I tipped her chin up and held it until she made eye contact. “You don’t have to apologize, baby. I completely understood that your grief and anger were finally directed to the right place. You were finally able to release all of that pent-up pain in your chest because you knew the truth. You knew why your brother died. I felt the same way.”

“I’m just so sorry, Joe. For everything. For the way I was. The way I treated you. The cruel things I said. My stomach and heart hurt so much because of the way I treated you.”

“Shh,” I said, holding my finger to her lips. “I’m not upset, okay? We let it go, remember?”

“We let it go before we found out the truth! Now that we know the truth, everything changes.”

“How does it change, Tobi? I don’t understand.”

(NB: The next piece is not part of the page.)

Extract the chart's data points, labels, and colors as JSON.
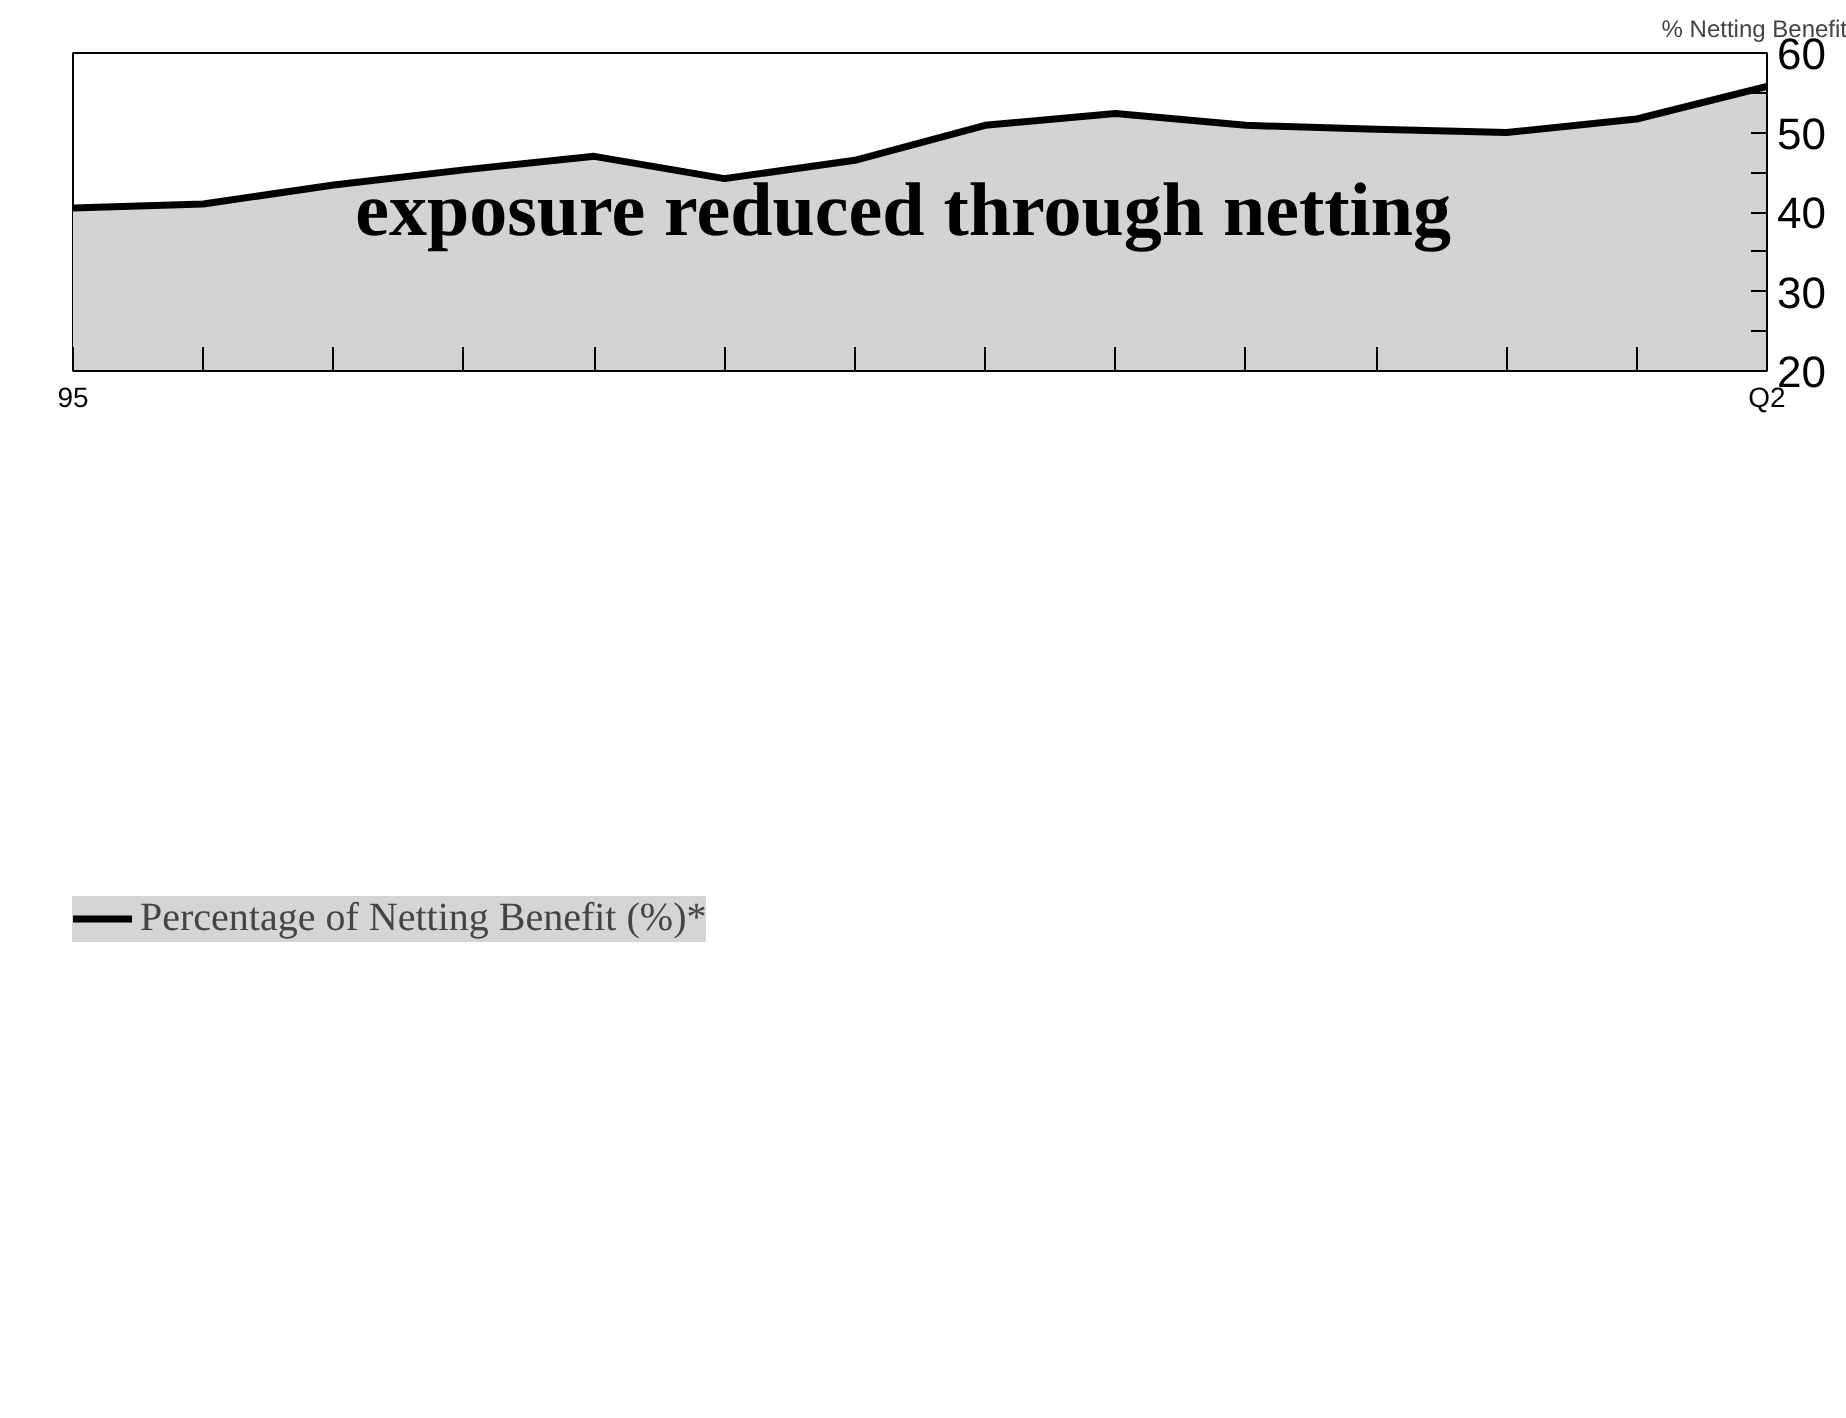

She rolled to her back and held her hand to her forehead, the bruise finally starting to fade since her fall on the floor. “The only way to explain it is to say that I treated the man I adored and looked up to like garbage for years, when someone else was to blame for my brother dying.”

She adored and looked up to me?

“You didn’t know that, and neither did I, sweetheart. I still don’t hold it against you. If anything, it’s a relief to know I was there for you when you needed someone, even if the only emotion you felt was anger. At least that kept you on the straight and narrow to getting your degrees and finding a new life without your other half. I had enough years of maturity, and a father who explained it to me, to know that it wasn’t personal.”

“If it wasn’t personal, what was it then?”

“Situational,” I answered immediately.

She nodded for a long time, and I noticed a tear slip down her cheek. “It was certainly a situation I didn’t want to be in.”

“Besides,” I reminded her. “It’s not like you blamed me every day of our lives for the last twelve years. It wasn’t as though we didn’t share some good and happy times. Watching you walk across the stage to accept two degrees, like the rock star that you are, was the highlight of my life. I was so proud of you. I think my chest was puffed up to three times its normal size. Daddy Nash was next to me, just as proud. Having you find a job here, just a few miles from my ranch has been a lifesaver for me since Daddy got sick. Whenever I needed sunshine, I stopped here to see you.”

“Sunshine? Really?”

“We all have different definitions of sunshine, sunshine,” I said on a wink. “Seeing you, touching you, and getting a smile out of you was something to work for and to look forward to.”

“I’m glad I could do that much for you then, Jo-Jo.”

“Can I ask you a question?” She nodded, so I took a deep breath and went for it. “Do you like it when I kiss you?”

There was a pause, and then she nodded, but just as quickly, she shook her head before she went back to nodding. Her lip trembled, and a tear ran down her cheek. To say I was confused was an understatement.

“So you kind of like it when I kiss you?” I jokingly asked since I had no idea what else to say.

“I like it,” she said, her lips wiggling, “a lot. But that’s the problem with unrequited love, Joe. I know it’s going to end, so when you kiss me, I’m in heaven, but then I remember I’m still going to end up with a broken heart.”

My mind spun while I tried to make sense of that sentence. Unrequited love?

I took her hand, and she didn’t pull away, but she also didn’t squeeze mine in return. “Baby, unrequited love is a love that isn’t openly reciprocated.”

“I know what it is, Joe,” she said, sucking up a breath while she used her shoulder to wipe away a tear. I lifted the soft blanket and wiped her cheeks before I pulled it across her belly.

“Then you can’t say it’s unrequited.”